If you’re like us, probably not.

But it’s just another reality in the really real world of science that has demonstrated from a completely different perspective how entirely unscientific the global warming elite has become.

According to a recent study conducted by the University of Alabama, if heat from volcanic eruptions is removed from the equation, the rate of increase in global temperature has been less than a tenth of a degree per decade.

This won’t sit well with Mother Earth worshipers, so look soon for new leftist studies on why volcanoes are also man-made.

Here’s more from Daily Caller…

Global warming has not accelerated temperature rise in the bulk atmosphere in more than two decades, according to a new study funded by the Department of Energy.

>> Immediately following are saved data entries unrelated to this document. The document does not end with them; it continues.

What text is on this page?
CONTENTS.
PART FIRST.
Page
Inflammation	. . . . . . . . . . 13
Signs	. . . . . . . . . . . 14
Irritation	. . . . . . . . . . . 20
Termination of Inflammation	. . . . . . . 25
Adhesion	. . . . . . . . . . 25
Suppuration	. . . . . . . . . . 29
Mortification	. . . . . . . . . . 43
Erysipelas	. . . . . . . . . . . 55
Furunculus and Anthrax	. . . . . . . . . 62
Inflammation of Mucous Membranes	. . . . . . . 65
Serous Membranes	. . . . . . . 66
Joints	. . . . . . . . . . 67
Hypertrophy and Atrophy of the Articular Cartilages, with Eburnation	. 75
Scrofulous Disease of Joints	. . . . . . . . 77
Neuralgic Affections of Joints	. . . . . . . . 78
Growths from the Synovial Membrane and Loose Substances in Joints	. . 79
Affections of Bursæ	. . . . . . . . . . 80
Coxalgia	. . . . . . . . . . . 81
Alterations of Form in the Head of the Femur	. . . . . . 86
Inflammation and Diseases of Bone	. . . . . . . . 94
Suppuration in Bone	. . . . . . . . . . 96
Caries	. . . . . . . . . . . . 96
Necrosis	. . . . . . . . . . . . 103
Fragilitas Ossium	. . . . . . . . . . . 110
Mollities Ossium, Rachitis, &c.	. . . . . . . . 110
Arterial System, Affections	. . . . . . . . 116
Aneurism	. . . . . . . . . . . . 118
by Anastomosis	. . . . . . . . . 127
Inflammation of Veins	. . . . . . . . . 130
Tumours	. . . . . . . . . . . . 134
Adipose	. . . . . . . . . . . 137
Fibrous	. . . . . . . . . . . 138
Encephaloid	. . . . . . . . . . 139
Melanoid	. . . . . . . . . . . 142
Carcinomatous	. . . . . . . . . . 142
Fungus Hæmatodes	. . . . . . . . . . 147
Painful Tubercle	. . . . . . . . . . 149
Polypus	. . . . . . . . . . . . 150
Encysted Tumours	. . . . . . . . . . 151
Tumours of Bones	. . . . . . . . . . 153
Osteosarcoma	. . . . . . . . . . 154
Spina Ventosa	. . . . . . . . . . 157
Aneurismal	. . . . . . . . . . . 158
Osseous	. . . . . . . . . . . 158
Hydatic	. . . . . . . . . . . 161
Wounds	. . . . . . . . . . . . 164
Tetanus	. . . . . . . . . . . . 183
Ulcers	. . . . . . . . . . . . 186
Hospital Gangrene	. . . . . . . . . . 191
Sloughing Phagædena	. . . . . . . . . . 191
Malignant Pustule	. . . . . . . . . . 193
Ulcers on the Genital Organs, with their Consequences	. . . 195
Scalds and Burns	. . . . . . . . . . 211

University of Alabama-Huntsville climate scientists John Christy and Richard McNider found that by removing the climate effects of volcanic eruptions early on in the satellite temperature record it showed virtually no change in the rate of warming since the early 1990s.

“We indicated 23 years ago — in our 1994 Nature article — that climate models had the atmosphere’s sensitivity to CO2 much too high,” Christy said in a statement. “This recent paper bolsters that conclusion.”

Christy and McNider found the rate of warming has been 0.096 degrees Celsius per decade after “the removal of volcanic cooling in the early part of the record,” which “is essentially the same value we determined in 1994 … using only 15 years of data.”

The study is sure to be contentious. Christy has argued for years that climate models exaggerate global warming in the bulk atmosphere, which satellites have monitored since the late 1970s.

Christy, a noted skeptic of catastrophic man-made global warming, said his results reinforce his claim that climate models predict too much warming in the troposphere, the lowest five miles of the atmosphere. Models are too sensitive to increases in carbon dioxide concentrations in the atmosphere, he said.